Zambia to Restructure Over $3 Billion of International Bonds
The Zambian government and their overseas bondholders have reportedly entered into non-disclosure agreements (NDA) today signalling the start of talks to restructure over $3 billion of international debt.
In 2020, Zambia was the earliest African country to default on its debt payments during the Covid pandemic. The strain of excessive interest rates and loans imposed severe limitations on the government's capacity to invest in crucial social programs and infrastructure development, vital drivers of economic expansion. Bond restructuring decreases the burden of debt repayment, enabling the government to pay back creditors over a longer period of time or with lower interest rates, therefore ensuring that money is accessible for advancing Zambian systems of healthcare and education.
These pending talks about bonds, along with the restructuring agreement in June indicate international faith in Zambia’s growing debt carrying capacity and economic stability.
Potentially starting today, the government is expected to share detailed information with some of its largest international bondholders, who are members of the creditor committee. This information will form the basis for debt restructuring talks.
The creditor group, advised by Newstate Partners and Weil, Gotshal & Manges, comprises 15 European and U.S.-based institutions, collectively holding around 45% of Zambia's Eurobonds.
The steering committee consists of Amia Capital, Amundi, BlueBay Asset Management, Farallon Capital Management, Greylock Capital, and T. Rowe Price.

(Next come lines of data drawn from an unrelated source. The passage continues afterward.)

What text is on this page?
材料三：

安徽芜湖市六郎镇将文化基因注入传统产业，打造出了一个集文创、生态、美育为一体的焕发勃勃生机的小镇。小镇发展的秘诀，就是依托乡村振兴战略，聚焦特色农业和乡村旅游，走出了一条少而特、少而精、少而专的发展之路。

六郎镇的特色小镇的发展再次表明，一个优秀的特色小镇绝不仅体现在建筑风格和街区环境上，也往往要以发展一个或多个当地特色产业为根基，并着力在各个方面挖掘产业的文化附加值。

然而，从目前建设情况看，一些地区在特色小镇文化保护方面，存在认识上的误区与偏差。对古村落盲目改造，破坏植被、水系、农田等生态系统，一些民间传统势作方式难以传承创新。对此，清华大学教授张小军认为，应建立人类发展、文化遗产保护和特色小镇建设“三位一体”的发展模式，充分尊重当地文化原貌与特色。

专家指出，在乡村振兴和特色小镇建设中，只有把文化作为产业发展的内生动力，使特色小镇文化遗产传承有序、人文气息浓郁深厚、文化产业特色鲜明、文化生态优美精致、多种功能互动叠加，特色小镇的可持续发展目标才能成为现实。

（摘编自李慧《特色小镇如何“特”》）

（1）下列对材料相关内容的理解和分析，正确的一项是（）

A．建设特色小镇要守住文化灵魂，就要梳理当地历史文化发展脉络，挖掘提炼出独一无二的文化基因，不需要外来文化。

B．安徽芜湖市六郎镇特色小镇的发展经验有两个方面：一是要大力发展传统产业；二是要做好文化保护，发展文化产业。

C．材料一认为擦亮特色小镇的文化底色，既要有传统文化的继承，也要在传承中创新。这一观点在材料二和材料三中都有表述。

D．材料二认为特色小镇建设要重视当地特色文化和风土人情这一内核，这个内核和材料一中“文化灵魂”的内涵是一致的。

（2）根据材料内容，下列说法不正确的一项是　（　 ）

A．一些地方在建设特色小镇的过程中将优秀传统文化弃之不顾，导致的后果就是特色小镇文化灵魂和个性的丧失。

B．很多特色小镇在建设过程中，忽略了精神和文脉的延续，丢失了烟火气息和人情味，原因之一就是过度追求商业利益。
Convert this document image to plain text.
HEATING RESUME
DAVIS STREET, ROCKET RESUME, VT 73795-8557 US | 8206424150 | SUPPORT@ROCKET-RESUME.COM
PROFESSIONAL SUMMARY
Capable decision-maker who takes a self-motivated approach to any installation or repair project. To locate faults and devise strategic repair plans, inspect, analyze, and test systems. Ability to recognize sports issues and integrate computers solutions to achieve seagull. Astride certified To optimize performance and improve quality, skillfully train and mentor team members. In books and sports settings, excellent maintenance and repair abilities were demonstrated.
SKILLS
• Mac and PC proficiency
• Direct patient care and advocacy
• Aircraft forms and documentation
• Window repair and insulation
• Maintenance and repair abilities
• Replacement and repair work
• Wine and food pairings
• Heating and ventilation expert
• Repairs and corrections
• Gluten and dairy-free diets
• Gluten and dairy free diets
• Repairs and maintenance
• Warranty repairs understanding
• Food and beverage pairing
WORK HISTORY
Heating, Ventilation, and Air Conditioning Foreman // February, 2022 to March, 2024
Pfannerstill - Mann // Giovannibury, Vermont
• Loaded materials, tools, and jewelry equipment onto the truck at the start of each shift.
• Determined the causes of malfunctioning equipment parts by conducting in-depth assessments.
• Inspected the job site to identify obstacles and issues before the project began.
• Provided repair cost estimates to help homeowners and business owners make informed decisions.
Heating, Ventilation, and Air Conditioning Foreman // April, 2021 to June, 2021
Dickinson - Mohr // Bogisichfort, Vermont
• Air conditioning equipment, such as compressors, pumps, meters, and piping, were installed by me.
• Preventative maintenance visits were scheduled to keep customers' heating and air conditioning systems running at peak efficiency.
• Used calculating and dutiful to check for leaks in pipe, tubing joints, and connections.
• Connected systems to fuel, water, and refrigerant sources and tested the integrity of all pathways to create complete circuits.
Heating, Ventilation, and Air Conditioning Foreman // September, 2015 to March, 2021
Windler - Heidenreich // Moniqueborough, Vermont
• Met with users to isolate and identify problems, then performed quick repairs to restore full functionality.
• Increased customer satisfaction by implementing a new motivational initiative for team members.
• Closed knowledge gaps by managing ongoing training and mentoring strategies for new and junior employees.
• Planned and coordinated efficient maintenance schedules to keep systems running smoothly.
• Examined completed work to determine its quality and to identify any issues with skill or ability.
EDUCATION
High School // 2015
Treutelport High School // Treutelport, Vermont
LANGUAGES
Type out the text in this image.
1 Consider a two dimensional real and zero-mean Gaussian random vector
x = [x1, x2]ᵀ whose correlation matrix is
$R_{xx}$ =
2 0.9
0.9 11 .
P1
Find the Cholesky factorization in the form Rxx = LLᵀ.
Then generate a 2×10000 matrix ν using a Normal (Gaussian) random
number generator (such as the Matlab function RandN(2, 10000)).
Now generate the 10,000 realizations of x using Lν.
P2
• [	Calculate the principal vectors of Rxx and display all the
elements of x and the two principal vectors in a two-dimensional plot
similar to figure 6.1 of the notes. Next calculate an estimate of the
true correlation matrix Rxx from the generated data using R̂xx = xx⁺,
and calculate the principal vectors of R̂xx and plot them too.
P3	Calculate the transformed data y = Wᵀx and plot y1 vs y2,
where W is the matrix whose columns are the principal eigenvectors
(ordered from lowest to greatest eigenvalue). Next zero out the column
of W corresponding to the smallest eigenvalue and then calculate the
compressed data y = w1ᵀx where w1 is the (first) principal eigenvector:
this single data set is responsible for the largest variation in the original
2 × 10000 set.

The result of these meetings, however, will be retained for a minimum of two weeks in line with the conditions of the NDA. An anonymous source told Reuters that “We first need to see Zambia's updated macroeconomic package, [before any agreements] which is in part why we have to get restricted”
Following Zambia's successful negotiations with bilateral creditors, including China and the Paris Club, to restructure around $6.3 billion in debt in June, the country has now opened up discussions for additional negotiations. Zambia, has achieved this progress partly due to President Hichilema's internationally recognised emphasis on economic diplomacy.
Although French President Emmanuel Macron praised the deal in June as “historic”, Hichilema remained pragmatic, understanding that over than $6 billion owed to private lenders still needed to be repaid, and the necessity of preventing Zambia from taking on any more significant loans in the future.
However, the restructuring has relieved some of the pressure on Hichilema’s government enabling some necessary money to be directed into Zambian infrastructure.
Zambia still has three outstanding dollar bonds maturing in 2022, 2024 and 2027, trading at 52-57 cents on the dollar.
This upcoming deal with creditors involves a system to raise interest and accelerate debt repayment when Zambia’s loan capacity shifts from “weak” to “medium” after a World Bank and IMF joint evaluation in 2026.
The talks will focus on how to improve Zambia’s debt carrying capacity without modifying capital payments. One proposed approach is to include state-contingent debt instruments (SCDI), which attach a sovereign’s debt service payments to its capacity to pay.
SCDIs would enable Zambia to pay their debt proportional to economic outcomes such as variations in gross domestic product, export revenues, and budget, resulting in Zambia potentially paying back more debt during periods of increased economic growth while simultaneously protecting the country from paying as much in situations of disaster.
The unnamed source told Reuters that “The indicator [for SCDI implementation] needs to be linked to the debt carrying capacity but that can't be the direct trigger, because you would be handing a veto power to the IMF and the World Bank”.
Although the outcome of the talks will not be immediately known, Zambia will have access to around $188 million after the review is completed.